Beverly R. Sutphin è la perfetta casalinga americana: sempre impeccabile e rassicurante nell’occuparsi della sua famigliola middleclass, marito dentista e due figli adolescenti, ma dietro la facciata irreprensibile si nasconde un’assassina efferata che uccide chi cerca di alterare il suo mondo perfetto. Arrestata e processata, Beverly diventa una star dei media e riesce a farsi dichiarare innocente difendendosi da sola.

Un capolavoro controverso nella carriera del re del trash John Waters, un film osannato ma anche criticato per l’eccessiva compostezza a cui è approdato l’autore.

Io appartengo alla fazione di chi trova La signora ammazzatutti un ottimo film che ha anticipato i tempi, restando in ambito cinematografico di certo ha battuto sul tempo (di un anno) il gioiellino dei Flli Coen Fargo con la falsa didascalia iniziale del film ispirato a fatti veri e in tanti aspetti ci sono temi che saranno poi sviluppati nella serie tv Desperate Housewives: l’apparente quiete dei quartieri residenziali che nasconde il controllo ossessivo sui vicini, fonte di segreti e di omicidi più o meno nascosti.

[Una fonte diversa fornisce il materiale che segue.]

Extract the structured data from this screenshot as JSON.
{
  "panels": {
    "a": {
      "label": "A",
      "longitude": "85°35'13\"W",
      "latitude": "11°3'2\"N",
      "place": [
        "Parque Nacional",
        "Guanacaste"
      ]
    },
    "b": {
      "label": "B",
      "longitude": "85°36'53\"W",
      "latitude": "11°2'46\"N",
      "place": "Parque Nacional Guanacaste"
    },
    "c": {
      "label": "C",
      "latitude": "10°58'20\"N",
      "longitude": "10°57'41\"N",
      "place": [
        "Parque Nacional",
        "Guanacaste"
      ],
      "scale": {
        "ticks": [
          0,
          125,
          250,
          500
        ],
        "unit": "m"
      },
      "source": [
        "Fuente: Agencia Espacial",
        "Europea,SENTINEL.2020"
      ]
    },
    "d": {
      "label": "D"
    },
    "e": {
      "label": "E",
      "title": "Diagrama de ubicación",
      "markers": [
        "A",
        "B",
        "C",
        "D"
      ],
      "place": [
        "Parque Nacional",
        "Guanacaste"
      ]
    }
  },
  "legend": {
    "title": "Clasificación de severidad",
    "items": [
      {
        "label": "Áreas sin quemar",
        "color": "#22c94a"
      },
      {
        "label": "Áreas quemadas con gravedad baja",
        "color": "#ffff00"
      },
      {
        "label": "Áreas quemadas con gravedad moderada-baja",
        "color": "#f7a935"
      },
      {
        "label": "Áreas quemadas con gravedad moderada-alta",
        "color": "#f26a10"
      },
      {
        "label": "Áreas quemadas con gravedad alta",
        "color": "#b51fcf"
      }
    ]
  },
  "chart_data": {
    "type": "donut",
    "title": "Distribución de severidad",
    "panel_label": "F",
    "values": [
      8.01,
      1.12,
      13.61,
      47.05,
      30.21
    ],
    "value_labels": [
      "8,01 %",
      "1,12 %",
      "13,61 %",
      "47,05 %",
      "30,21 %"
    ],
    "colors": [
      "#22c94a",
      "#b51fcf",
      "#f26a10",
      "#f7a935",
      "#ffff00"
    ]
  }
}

Come sempre Waters sbeffeggia il perbenismo americano tratteggiando un’irreprensibile casalinga interpretata da una grandiosa Kathleen Turner, gentile e disponibile con tutti che si trasforma in una feroce assassina quando qualcuno contravviene le regole della convivenza civile, rubandole il parcheggio o non facendo la raccolta differenziata o peggio sbagliando il colore delle scarpe da portare in determinate stagioni; oppure tocca la sua famiglia, criticando la passione del figlio per il cinema splatter o tradendo la figlia.

L’escalation degli omicidi è esponenziale e surreale ma l’orrore vero non è in Beverly e in fondo nemmeno nell’attenzione mediatica (il 94 è l’anno della rocambolesca fuga di O.J. Simpson) ma è l’accettazione dei suoi comportamenti da parte di chi non è vittima delle sue angherie: gli spazzini che Beverly accoglie giornalmente con bibite e dolci, l’attrice che la interpreterà nel biopic tratto dalla vicenda e la sua famiglia che cerca di proteggerla fino all’ultimo e solo alla fine si rende conto che il più piccolo sgarro potrebbe trasformarli in potenziali vittime.

Beverly vince il processo facendo leva sulla sua immagine perfetta e la sua capacità di capire le debolezze dei testimoni per sfruttarle a proprio vantaggio perché nessuno si salva in questa commedia nera dai colori tenui da soap opera.

Cry Baby

CryBaby USA 1990
con Johnny Depp, Amy Locane, Susan Tyrrell, Ricki Lake
regia di John Waters

La bella e ricca Allison s’innamora di Wade, meglio noto come Cry Baby, cantante dalla lacrima facile, capo di una banda di ribelli (drapes) rock’n’roll tutti brillantina e giubbotti di pelle.
L’amore tra i due è ostacolato dal ragazzo regolare (square) di Allison e da una svampita innamorata di Cry Baby che sostiene di aspettare suo figlio ma il vero amore alla fine riuscirà a trionfare.

John Waters rilegge gli anni 50 nel suo solito stile grottesco citando parodisticamente American Graffiti e Grease con la consueta dicotomia tra i belli, ricchi e stronzi e i brutti, poveri ma dal cuore d’oro ricongiunta dai due protagonisti che sanno vedere oltre le loro barriere sociali.
Il film è divertente ma non ha più la forza dirompente ed eversiva delle pellicole con Divine, scomparso nel 1988.
Se la stella del regista si appanna, inizia a splendere quella di Johnny Depp qui al primo ruolo da protagonista, profeticamente alle prese con freaks e disadattati che, a partire dal film seguente, Edward mani di forbice sarebbero stati la base del favoloso connubio tra la star e Tim Burton.